VO : Itaitashii LOVE. Kiriko Nananan. C’est son vrai nom apparemment, ne nous moquons pas : certaines marques françaises ont une signification peu glorieuse en japonais. Quant au livre, il est très joli : beaux dessins, superbe couverture jaune, lecture aisée, 120 pages. Pour ne pas gâcher cet en-tête, nous passerons sous silence le contenu certes universel, mais parfois digne d’un shojo (donc pour jeunes filles).
Il était une fois…
Une quinzaine d’histoires, certaines se suivant, d’autres reprenant après quelques interludes, toutes sous le sceau de l’amour (sens large) : des retrouvailles d’ex jusqu’au garçon entretenu par sa copine, en passant par la prostitution, Nananan offre quelques tableaux de la vie de tous les jours.
Critique d’Amours blessantes
C’est assez court, et néanmoins suffisamment profond comme Kiriko prend la peine de rester avec certains personnages. Des bribes de la vie japonaise, des jeunes exclusivement, qui tombent amoureux, perdent leur amour, se font larguer, retrouvent des amis,…plus que des fictions, le lecteur découvre des scènes forcément crédibles pour un auteur décidément dans l’air du temps.
Tout cela se lit à vitesse grand V (ça passe moins à l’écrit cette expression), mais on peut trouver le temps de s’ennuyer ferme.
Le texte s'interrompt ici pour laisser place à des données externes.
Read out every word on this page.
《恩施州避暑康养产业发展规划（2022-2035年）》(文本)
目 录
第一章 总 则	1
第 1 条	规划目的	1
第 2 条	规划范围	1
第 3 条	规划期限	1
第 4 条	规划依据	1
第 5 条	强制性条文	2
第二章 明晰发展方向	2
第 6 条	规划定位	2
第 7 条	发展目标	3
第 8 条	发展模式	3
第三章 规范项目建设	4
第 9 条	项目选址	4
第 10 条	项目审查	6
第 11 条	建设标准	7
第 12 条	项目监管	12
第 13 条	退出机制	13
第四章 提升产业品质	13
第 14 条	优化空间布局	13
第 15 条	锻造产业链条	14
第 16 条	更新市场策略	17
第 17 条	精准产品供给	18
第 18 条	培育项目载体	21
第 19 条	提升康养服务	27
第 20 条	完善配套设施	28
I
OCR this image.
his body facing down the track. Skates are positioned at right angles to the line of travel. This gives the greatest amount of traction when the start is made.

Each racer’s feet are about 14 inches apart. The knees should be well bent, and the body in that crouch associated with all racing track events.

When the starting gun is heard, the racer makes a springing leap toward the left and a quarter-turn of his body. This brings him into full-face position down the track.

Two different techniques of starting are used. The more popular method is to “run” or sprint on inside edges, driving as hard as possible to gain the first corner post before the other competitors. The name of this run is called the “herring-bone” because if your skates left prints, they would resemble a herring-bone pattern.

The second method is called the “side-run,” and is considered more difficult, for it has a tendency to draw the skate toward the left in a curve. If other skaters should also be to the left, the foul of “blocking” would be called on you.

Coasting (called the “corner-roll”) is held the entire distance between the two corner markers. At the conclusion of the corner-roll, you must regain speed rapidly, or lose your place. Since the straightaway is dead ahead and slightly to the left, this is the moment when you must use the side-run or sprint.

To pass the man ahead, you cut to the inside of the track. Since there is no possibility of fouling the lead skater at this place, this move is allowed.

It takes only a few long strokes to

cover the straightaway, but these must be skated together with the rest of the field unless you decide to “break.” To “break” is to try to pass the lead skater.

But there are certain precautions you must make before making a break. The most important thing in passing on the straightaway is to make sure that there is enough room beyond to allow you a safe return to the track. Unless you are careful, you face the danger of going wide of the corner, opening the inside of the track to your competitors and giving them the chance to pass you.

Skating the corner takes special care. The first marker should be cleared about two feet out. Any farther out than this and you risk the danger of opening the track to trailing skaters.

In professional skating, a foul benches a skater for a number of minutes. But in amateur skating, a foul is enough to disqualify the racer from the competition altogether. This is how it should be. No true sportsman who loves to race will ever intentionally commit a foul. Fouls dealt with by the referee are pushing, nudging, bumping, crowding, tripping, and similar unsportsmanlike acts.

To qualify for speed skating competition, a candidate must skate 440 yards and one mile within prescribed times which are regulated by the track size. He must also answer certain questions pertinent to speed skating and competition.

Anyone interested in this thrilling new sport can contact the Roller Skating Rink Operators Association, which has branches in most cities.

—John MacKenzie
En effet, c’est fort gentillet, quelques passages corrects à la rigueur, mais le reste… pffffiouuu. Le Tigre ne fera plus confiance à un certain magazine (dont le nom sera tu) qui liste les grands mangas de la décennie.
Point positif (je finis parfois de la sorte) : le dessin. Du noir et blanc sobre, quasiment aucune nuance de gris, pour les cheveux hop un motif digne d’un fond de tableau power point. Les lignes sont claires, minimalistes et ne s’attachent qu’à l’essentiel. L’alternance entre les visages, dont les expressions sont bien rendues, et les paysages ou zooms sur des objets environnants (le paquet de cigarettes, une pièce à vivre), est basique mais efficace.
Un ouvrage assez léger, destiné avant tout aux femmes, et surtout aux dessinateurs en herbe qui trouveront matière à réfléchir. Vous l’avez compris, ce n’est pas la came du Tigre.
Thèmes abordés (du moins selon Le Tigre)
Parce que Le Tigre n’a pas grand chose à dire sur Amours Blessantes en particulier, autant parler de points culturels précis.
L’amour, encore l’amour, jusqu’à n’en plus pouvoir. Si ça peut être intéressant pour comprendre un peu mieux la culture japonaise, ne parler que de sentiments comme Nananan le fait peut vite devenir gavant. Pas d’autre terme. Mais ça fait partie de la diversité des mangas :
Premier point : dans les années 80 et 90 les manga et dessins animés tirés de ces BD japonaises étaient plutôt traitées avec mépris en France. D’une part tout ça était visible grâce aux programmes TV pour enfants (dont certains politiques étaient mécontents). D’autre part, ces animés, et d’autres mangas traduits étaient loin d’être les meilleurs produits par l’archipel. Imaginez que seuls Marc Lévy, Amélie Nothomb (parce qu’elle a vécu au Japon) et Daniel Pennac étaient traduits là bas : et bien le lecteur japonais, il devient fou (paraphrasons un peu Chirac).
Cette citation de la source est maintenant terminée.